As Southeast Asia continues to modernize, many teak-wood homes
and buildings like that factory are being torn down and replaced
with Western-style brick or concrete ones. While this architectural
turnover has been going on for decades, in recent years American
companies like TerraMai have increasingly been buying up the
old-growth teak wood and selling it to homeowners like Ms. Howe,
which has raised some concerns among preservationists.
"In the last three years, our sales of reclaimed teak have
tripled," said Erika Carpenter, TerraMai's co-founder. "People
are becoming aware, appreciating the material and designing their
projects around it."
In 2006, the company disassembled 12 structures in Southeast
Asia, and this year Ms. Carpenter expects to tear down about
20. The wood, which sells in the United States for between $16.50
a square foot and $30 a board foot — slightly more than
new teak from the same region would cost — is re-milled
and used to make flooring, decking, countertops, staircases and
cabinetry, among other things. (For teak flooring, the cost is
about three times that of a typical oak floor.) Global Surroundings,
a furnishings manufacturer near Phoenix, has had similar success
with its Rusteaka and ChicTeak lines of outdoor furniture made
from Indonesian homes. According to J. L. Jackson, the company's
founder, Global Surroundings imported six shipping containers
of vintage teak furniture in 2006 and will double that number
this year.
Ms. Jackson said she initially had difficulty convincing retailers
to stock her tables and chairs, but an increased interest in
the environmental benefits of recycled resources has helped spark
sales, as has the popularity of outdoor furniture, for which
old teak is well suited. Then there's the matter of character. "You
have to buy into it, and understand that this is a great story
when you're sitting around your coffee table," she said.
Old teak lumber seems to hold much the same appeal for many
Americans. "They've definitely had previous lives," Ms.

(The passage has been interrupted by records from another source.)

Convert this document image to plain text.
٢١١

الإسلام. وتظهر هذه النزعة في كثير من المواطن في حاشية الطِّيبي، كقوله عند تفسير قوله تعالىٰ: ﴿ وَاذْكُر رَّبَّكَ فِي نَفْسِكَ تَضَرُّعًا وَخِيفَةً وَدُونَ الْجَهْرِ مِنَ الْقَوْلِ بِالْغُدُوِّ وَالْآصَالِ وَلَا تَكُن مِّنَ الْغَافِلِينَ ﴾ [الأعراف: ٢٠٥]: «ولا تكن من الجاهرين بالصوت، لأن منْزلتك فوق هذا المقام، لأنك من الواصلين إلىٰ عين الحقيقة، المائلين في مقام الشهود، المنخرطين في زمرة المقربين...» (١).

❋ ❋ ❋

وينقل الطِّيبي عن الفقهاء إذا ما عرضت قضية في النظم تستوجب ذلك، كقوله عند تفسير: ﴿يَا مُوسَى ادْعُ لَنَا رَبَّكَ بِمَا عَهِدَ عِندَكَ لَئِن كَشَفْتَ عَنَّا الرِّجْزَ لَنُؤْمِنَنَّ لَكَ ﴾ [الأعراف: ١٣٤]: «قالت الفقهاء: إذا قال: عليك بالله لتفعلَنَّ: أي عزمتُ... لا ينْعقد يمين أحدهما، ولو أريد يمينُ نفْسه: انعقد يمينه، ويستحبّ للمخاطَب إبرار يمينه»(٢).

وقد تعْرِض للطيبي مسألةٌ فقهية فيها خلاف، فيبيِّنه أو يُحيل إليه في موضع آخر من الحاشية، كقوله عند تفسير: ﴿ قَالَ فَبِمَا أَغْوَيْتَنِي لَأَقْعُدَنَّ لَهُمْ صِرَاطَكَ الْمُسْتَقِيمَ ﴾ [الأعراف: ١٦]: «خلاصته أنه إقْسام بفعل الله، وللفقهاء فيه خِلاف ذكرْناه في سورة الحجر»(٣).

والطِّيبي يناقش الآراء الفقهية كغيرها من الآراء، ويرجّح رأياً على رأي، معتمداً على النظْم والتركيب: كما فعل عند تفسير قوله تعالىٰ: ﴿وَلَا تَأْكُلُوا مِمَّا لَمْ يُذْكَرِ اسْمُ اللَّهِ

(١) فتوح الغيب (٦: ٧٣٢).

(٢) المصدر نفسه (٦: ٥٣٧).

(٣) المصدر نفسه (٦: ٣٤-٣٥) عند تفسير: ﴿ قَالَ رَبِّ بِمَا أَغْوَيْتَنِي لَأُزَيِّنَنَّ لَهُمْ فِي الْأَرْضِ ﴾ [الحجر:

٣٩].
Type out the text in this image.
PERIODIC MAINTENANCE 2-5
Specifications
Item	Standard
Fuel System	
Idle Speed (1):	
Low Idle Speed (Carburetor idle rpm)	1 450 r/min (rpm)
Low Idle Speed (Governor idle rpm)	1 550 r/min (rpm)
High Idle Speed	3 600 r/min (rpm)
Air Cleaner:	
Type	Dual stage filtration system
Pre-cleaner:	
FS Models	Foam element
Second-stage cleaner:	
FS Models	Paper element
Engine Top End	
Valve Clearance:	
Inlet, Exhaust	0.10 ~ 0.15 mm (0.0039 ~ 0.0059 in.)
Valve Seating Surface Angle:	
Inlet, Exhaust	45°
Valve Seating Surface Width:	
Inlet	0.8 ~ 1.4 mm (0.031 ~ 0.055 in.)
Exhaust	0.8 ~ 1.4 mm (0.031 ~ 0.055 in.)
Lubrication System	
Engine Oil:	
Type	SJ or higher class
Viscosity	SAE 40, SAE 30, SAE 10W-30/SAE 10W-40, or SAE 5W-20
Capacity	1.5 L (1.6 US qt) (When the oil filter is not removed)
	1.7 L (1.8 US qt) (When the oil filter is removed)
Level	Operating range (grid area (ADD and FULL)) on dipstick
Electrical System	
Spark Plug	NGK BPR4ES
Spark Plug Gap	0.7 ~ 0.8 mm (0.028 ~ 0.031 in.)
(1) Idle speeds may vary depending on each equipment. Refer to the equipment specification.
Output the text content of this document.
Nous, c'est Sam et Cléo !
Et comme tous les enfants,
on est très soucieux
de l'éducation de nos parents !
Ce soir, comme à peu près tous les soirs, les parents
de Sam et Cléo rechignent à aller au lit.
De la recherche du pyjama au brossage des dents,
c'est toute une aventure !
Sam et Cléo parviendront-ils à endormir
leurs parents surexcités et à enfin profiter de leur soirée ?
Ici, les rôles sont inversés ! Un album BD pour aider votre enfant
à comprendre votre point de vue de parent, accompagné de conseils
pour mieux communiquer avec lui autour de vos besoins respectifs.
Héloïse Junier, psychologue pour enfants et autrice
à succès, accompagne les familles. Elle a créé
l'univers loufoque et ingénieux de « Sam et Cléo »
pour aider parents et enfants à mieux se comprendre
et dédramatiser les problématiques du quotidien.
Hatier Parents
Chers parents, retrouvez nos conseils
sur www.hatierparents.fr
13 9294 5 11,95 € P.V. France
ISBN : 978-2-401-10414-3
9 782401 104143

Howe said of her floorboards. "There's a history in them
that may be hundreds of years old, and I've become a part of
that." Not everyone, though, is happy to see Westerners
like Ms. Howe claiming a place in that history. Tanet Charoenmuang,
the vice president of the Urban Development Institute Foundation
in Chiang Mai, Thailand, which advocates for historical preservation
in the rapidly modernizing city, is worried that his country
is slowly losing its identity, as old teak villas, docks, hotels,
tobacco barns and granaries vanish.
"Houses are sold one after another after another, and,
finally, all gone," Dr. Tanet said. "Finally, the culture
will be gone, too." Although Ms. Carpenter, like other importers
of reclaimed wood, says that she only purchases buildings that
were going to be demolished anyway, or are already for sale,
Dr. Tanet believes the money offered by these dealers inevitably
encourages teardowns. "At first, someone may have never
thought of selling" a home, he said, but the financial incentive,
combined with the growing popularity of Western-style brick and
concrete houses with modern conveniences like air-conditioning,
has spurred the selling off of teak. The result, Dr. Tanet said,
is that "the wooden culture gives way to the concrete." Nonetheless,
Jeffrey Hayward, an auditor for the Rainforest Alliance conservation
organization, who lived on the island of Java in Indonesia for
six years, sees some benefit in the demand for vintage teak,
in that it promotes reuse. "If there was no market for recycled
teak," said Mr. Hayward, who witnessed a similar selling
off on Java, "it would basically end up as waste."